Comment s’en sortir ? Faut-il restreindre le nombre de personnes ayant accès à l’éducation supérieure ? Ce serait bien sûr trop dictatorial pour être efficace, même si, comme Rob Henderson (2022) le remarque, il ne faut pas que les établissements les plus prestigieux augmentent leur nombre d’admis. 

Il existe pourtant une solution. Une caractéristique non dite de notre petite histoire, et qu’on a retrouvé dans les pays ayant subi des révolutions, est qu’il n’y a qu’une seule hiérarchie, ou au moins une très fortement dominante, celle qu’on peut renverser. Mais ce n’est pas ce que l’on retrouve dans les pays libres où de multiples hiérarchies parallèles sont en concurrence. L’artiste ne s’intéressera pas autant aux billets verts que l’homme d’affaire visant la fortune, et chacun aura raison de poursuivre ses rêves, on ne peut dire que l’un est meilleur que l’autre, chacun croira ce qui l’arrange. Plus fondamentalement, comme nous le voyons, le fait même qu’ils poursuivent des rêves différents protège la stabilité de la société, leurs différences et leurs oppositions sont bénéfiques à tous. 
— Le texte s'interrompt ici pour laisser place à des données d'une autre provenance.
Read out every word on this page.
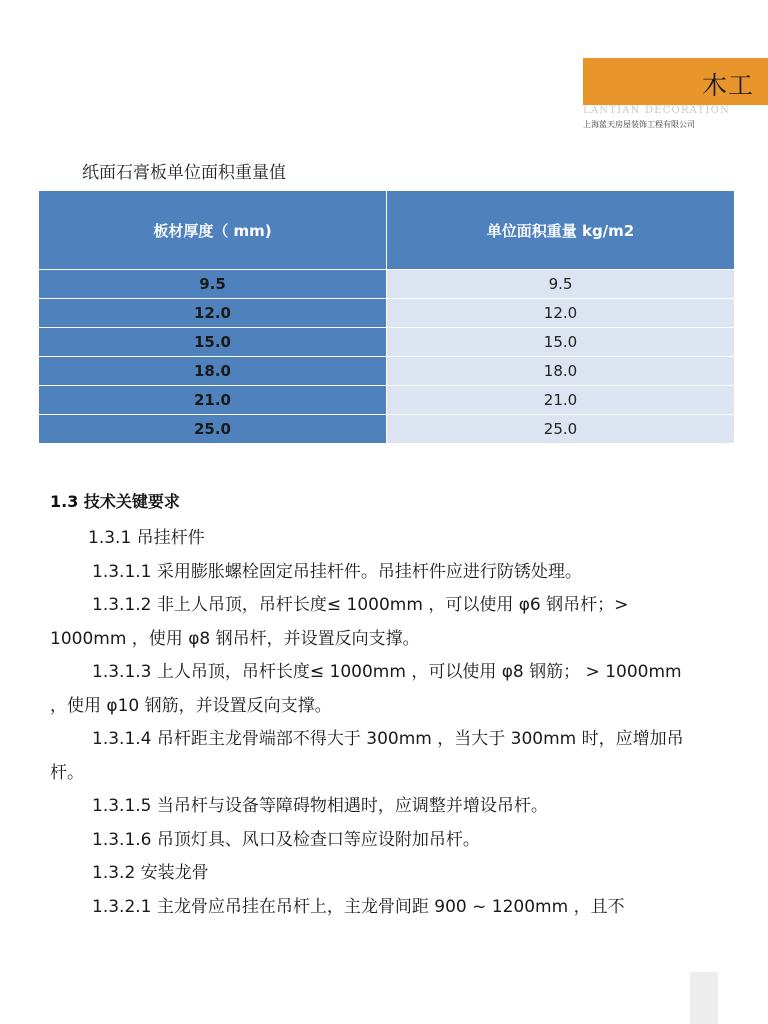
木工
LANTIAN DECORATION
上海蓝天房屋装饰工程有限公司
纸面石膏板单位面积重量值
板材厚度（ mm)	单位面积重量 kg/m2
9.5	9.5
12.0	12.0
15.0	15.0
18.0	18.0
21.0	21.0
25.0	25.0
1.3 技术关键要求

1.3.1 吊挂杆件

1.3.1.1 采用膨胀螺栓固定吊挂杆件。吊挂杆件应进行防锈处理。

1.3.1.2 非上人吊顶，吊杆长度≤ 1000mm ，可以使用 φ6 钢吊杆；> 1000mm ，使用 φ8 钢吊杆，并设置反向支撑。

1.3.1.3 上人吊顶，吊杆长度≤ 1000mm ，可以使用 φ8 钢筋； > 1000mm ，使用 φ10 钢筋，并设置反向支撑。

1.3.1.4 吊杆距主龙骨端部不得大于 300mm ，当大于 300mm 时，应增加吊杆。

1.3.1.5 当吊杆与设备等障碍物相遇时，应调整并增设吊杆。

1.3.1.6 吊顶灯具、风口及检查口等应设附加吊杆。

1.3.2 安装龙骨

1.3.2.1 主龙骨应吊挂在吊杆上，主龙骨间距 900 ~ 1200mm ，且不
Cela signifie directement que l’idée défendue par certains de mettre en place un système politique plus dirigiste n’aurait pas comme promis l’effet de mieux maîtriser le chaos ambiant, mais augmenterait au contraire l’instabilité et mènerait à des conflits. C’est la liberté, c'est-à-dire le respect de la propriété (Base Éco 18), qui permet la stabilité.

Philippe Gouillou

Références : Base Éco 18 (MBN 79, Juillet 2022) Billets Éco : 19 (MBN 53, Octobre 2015) et 32 (MBN77, Février 2022) ; Evopsy (20 juin 2021) ; Goldstone, J. A. (1993, ISBN : 978–0520082670) ; Henderson, R. (2 octobre 2022) ; Turchin, P. (30 décembre 2016).